We all know that nothing is truly private on social media. Whether we are browsing on our desktop, tapping through our iPad or scrolling through our smartphone while out on the town, online tracking and targeted ad campaigns used to "enhance" the user experience by keeping track of our daily lives have scored pretty high on the creep-o-meter.

Now, a Danish developer has created a way to track your Facebook friends' sleeping patterns based on time stamps that Facebook stores on users of its site and messenger app.

Coding a simple program that gathers digital IDs and their "last active" receipts, Søren Louv-Jansen's program can create a creepily accurate profile of friend's sleeping habits. He also published the source code on GitHub – a popular code-sharing and management service for developers – and explains how it works on Medium.

With a Facebook friend's location and "last active" stamp readily available, Louv-Jansen's program checks Facebook every 10 minutes to get a picture of who is and isn't online on the social network. The data collected can then be mapped and analysed to create a profile of one's sleep patterns.

"Many people visit Facebook as the first thing in the morning and the last thing before going to bed," Louv-Jansen wrote on Medium. "It is therefore possible to get a good impression of their sleeping habits (or lack thereof)."

Although the program works best for frequent users, he told The Washington Post, the tool worked "extremely well" on about 30% of his friends, and "somewhat effectively" on the remaining 70%.

"Everybody I've shown this to have been equally fascinated and outraged by the accuracy with which it predicts their sleep habits," he wrote. "In this digital world we leave footprints where we go, and when we do it, without even thinking about it. Facebook might block this little "hack", so your friends no longer can track you, but Facebook will always be able to do their own data analysis, which is undoubtedly way better than what I've come up with. They are likely using this data for profiling, and creating more user-specific ads."

Having worked on the project for five to six months before launching it in December, Louv-Jansen told The Post that he received a notice from Facebook in February saying the use of his program violated the social network's terms of service. Although the Dane has stopped using the program himself, he has refused to remove the code source from GitHub.

"My point was not to spy on my friends," Soren Louv-Jansen said. "I want people to be aware that they're leaving some digital footsteps everywhere they go."

In a statement to ABC News, Facebook said "our terms prohibit collecting people's content or information or otherwise accessing Messenger using automated means without our prior permission.

"This integration violates those terms – as the developer alluded to in his post – and we've reached out to the developer to ask him to take it down. Messenger cares deeply about protecting people's privacy," the statement continued. "That's why only people you're Facebook friends with, have added as a Messenger contact or who you've messaged before can see when you were last active."

Coincidently, this isn't the first time a developer has used a Facebook hack to track Facebook friends' activity.
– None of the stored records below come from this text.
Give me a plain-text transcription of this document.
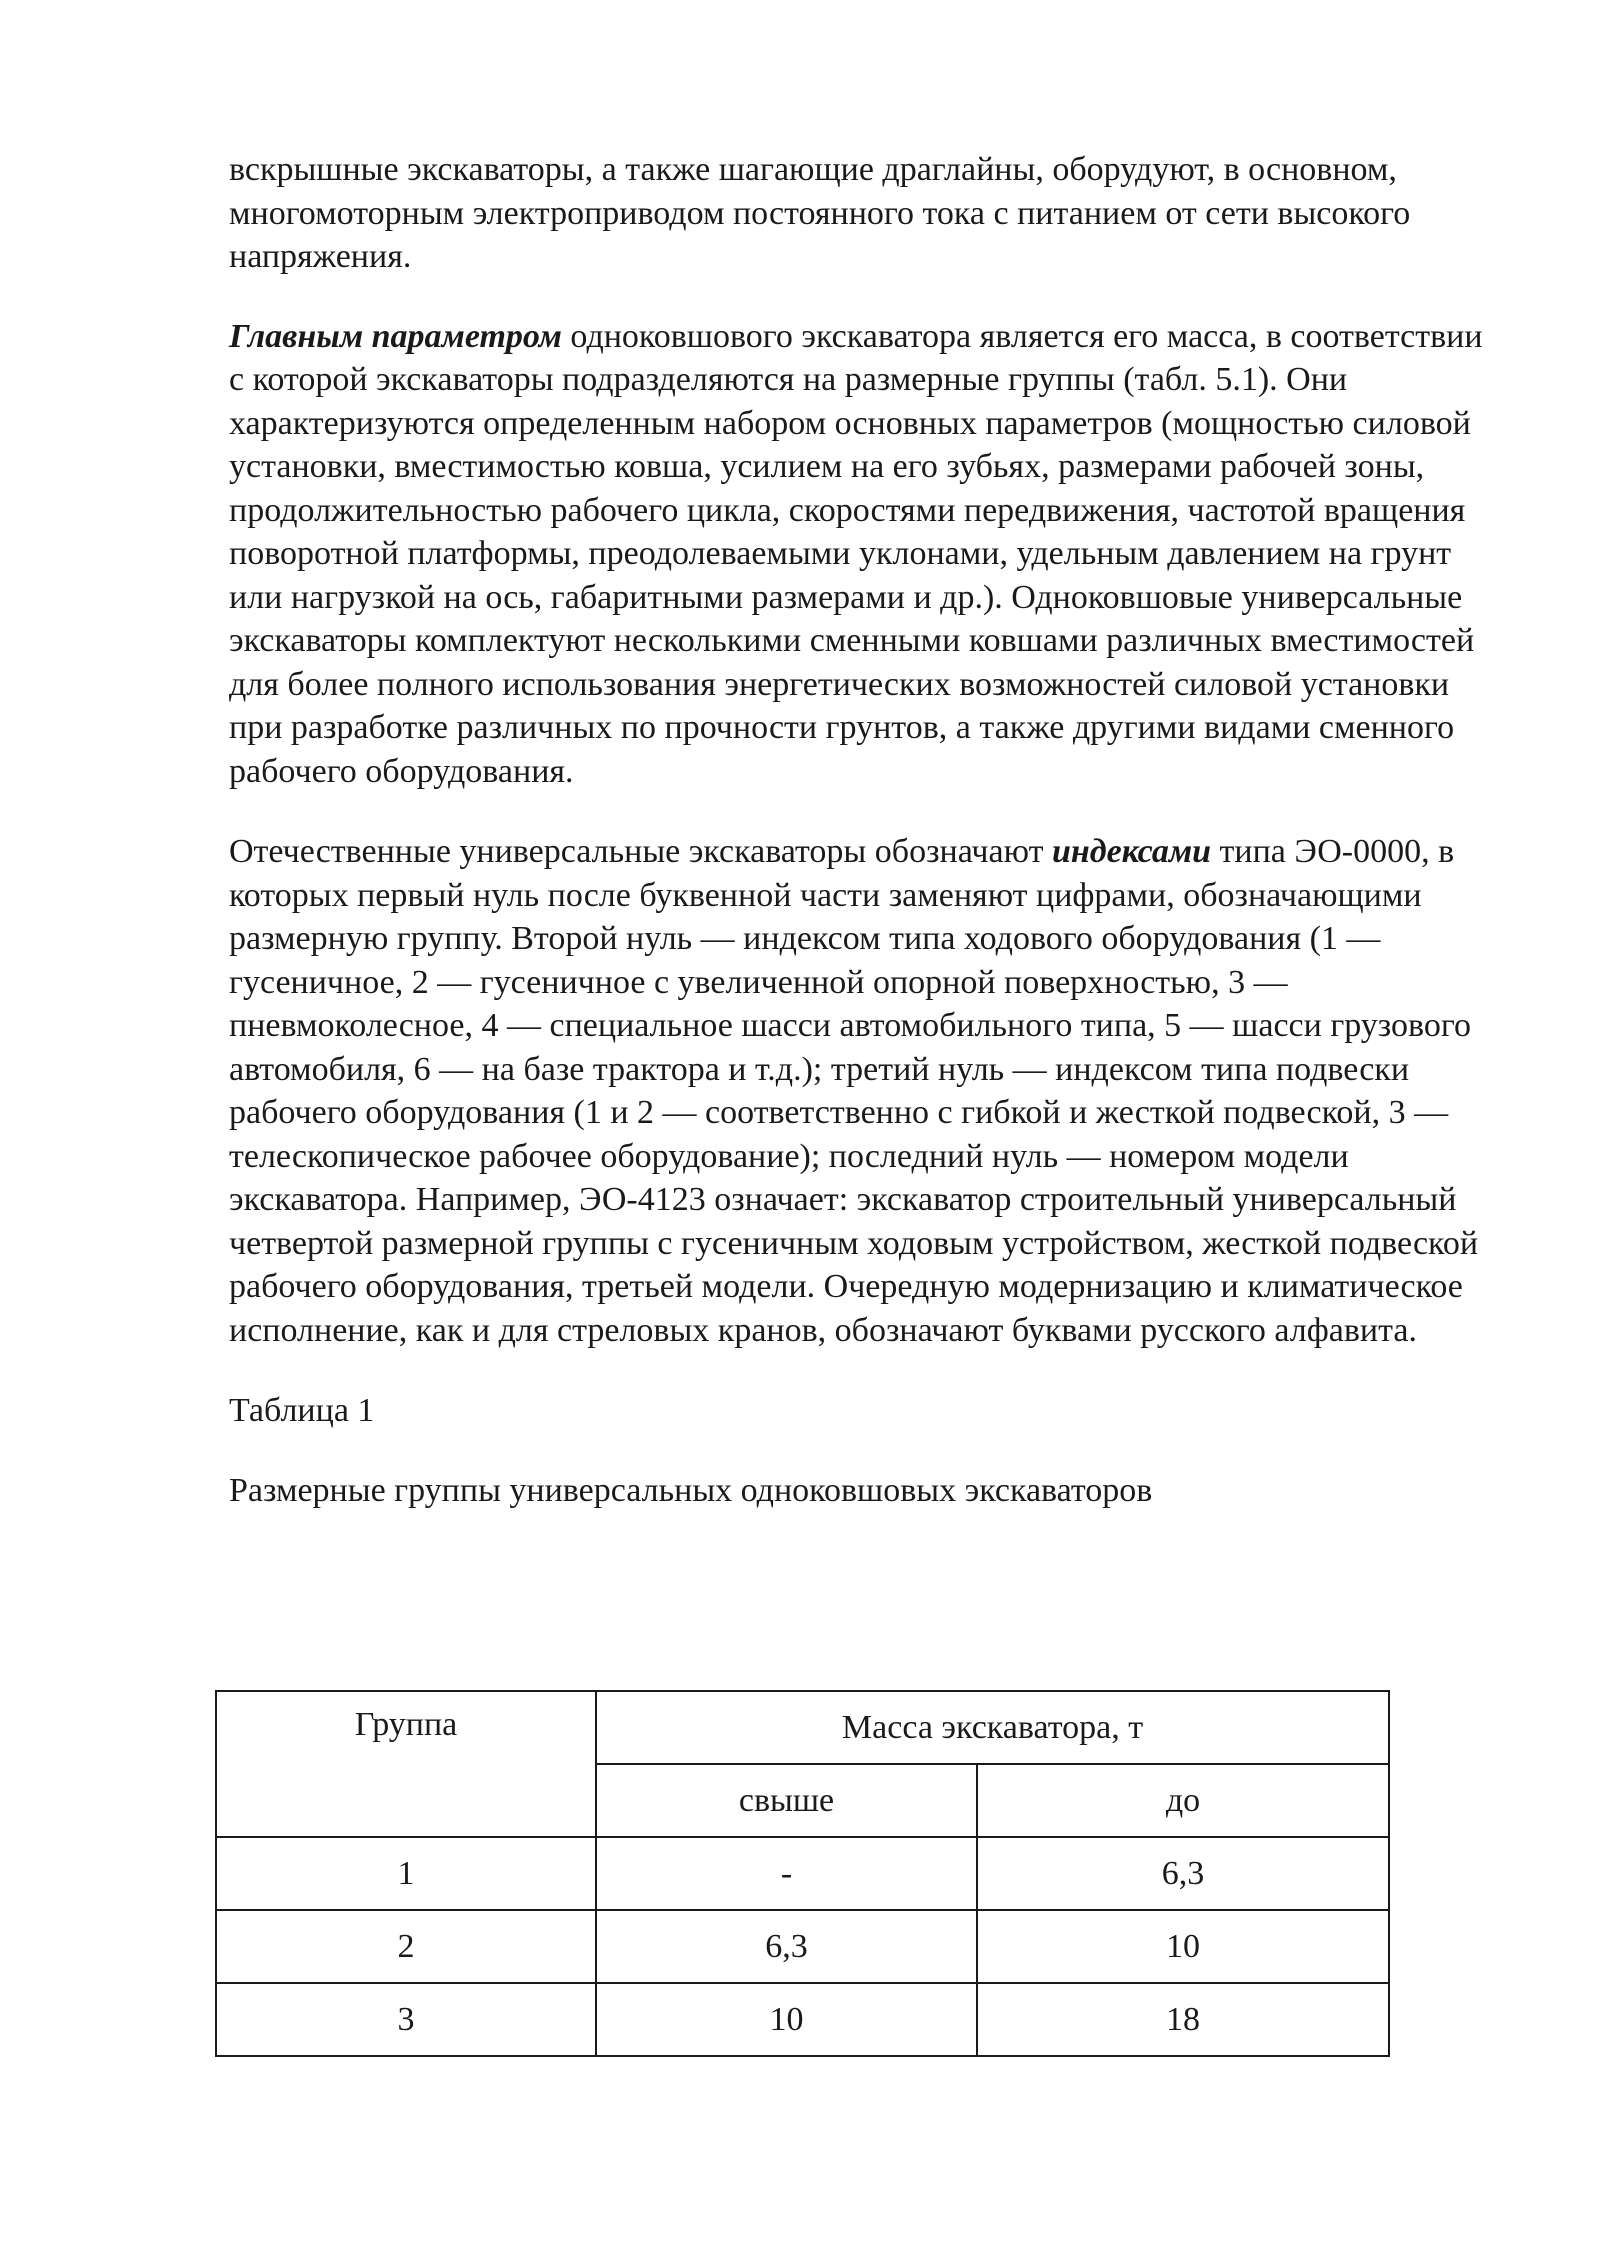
вскрышные экскаваторы, а также шагающие драглайны, оборудуют, в основном, многомоторным электроприводом постоянного тока с питанием от сети высокого напряжения.

Главным параметром одноковшового экскаватора является его масса, в соответствии с которой экскаваторы подразделяются на размерные группы (табл. 5.1). Они характеризуются определенным набором основных параметров (мощностью силовой установки, вместимостью ковша, усилием на его зубьях, размерами рабочей зоны, продолжительностью рабочего цикла, скоростями передвижения, частотой вращения поворотной платформы, преодолеваемыми уклонами, удельным давлением на грунт или нагрузкой на ось, габаритными размерами и др.). Одноковшовые универсальные экскаваторы комплектуют несколькими сменными ковшами различных вместимостей для более полного использования энергетических возможностей силовой установки при разработке различных по прочности грунтов, а также другими видами сменного рабочего оборудования.

Отечественные универсальные экскаваторы обозначают индексами типа ЭО-0000, в которых первый нуль после буквенной части заменяют цифрами, обозначающими размерную группу. Второй нуль — индексом типа ходового оборудования (1 — гусеничное, 2 — гусеничное с увеличенной опорной поверхностью, 3 — пневмоколесное, 4 — специальное шасси автомобильного типа, 5 — шасси грузового автомобиля, 6 — на базе трактора и т.д.); третий нуль — индексом типа подвески рабочего оборудования (1 и 2 — соответственно с гибкой и жесткой подвеской, 3 — телескопическое рабочее оборудование); последний нуль — номером модели экскаватора. Например, ЭО-4123 означает: экскаватор строительный универсальный четвертой размерной группы с гусеничным ходовым устройством, жесткой подвеской рабочего оборудования, третьей модели. Очередную модернизацию и климатическое исполнение, как и для стреловых кранов, обозначают буквами русского алфавита.

Таблица 1

Размерные группы универсальных одноковшовых экскаваторов

Группа	Масса экскаватора, т	
	свыше	до
1	-	6,3
2	6,3	10
3	10	18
Inspired by the magical location-tracking map in JK Rowling's Harry Potter, a Harvard student developer created a Google Chrome extension called Marauder's Map that could track his Facebook friends' locations in 2015. Facebook revoked his summer internship with the social network three days after Marauder's Map was launched because he violated the Facebook user agreement.

"I decided to write this extension because we are constantly being told how we are losing privacy with the increasing digitisation of our lives," Khanna wrote in his own post. "However, the consequences never seem tangible... With this code you can see for yourself the potentially invasive usage of the information you share, and decide for yourself if this is something you should worry about."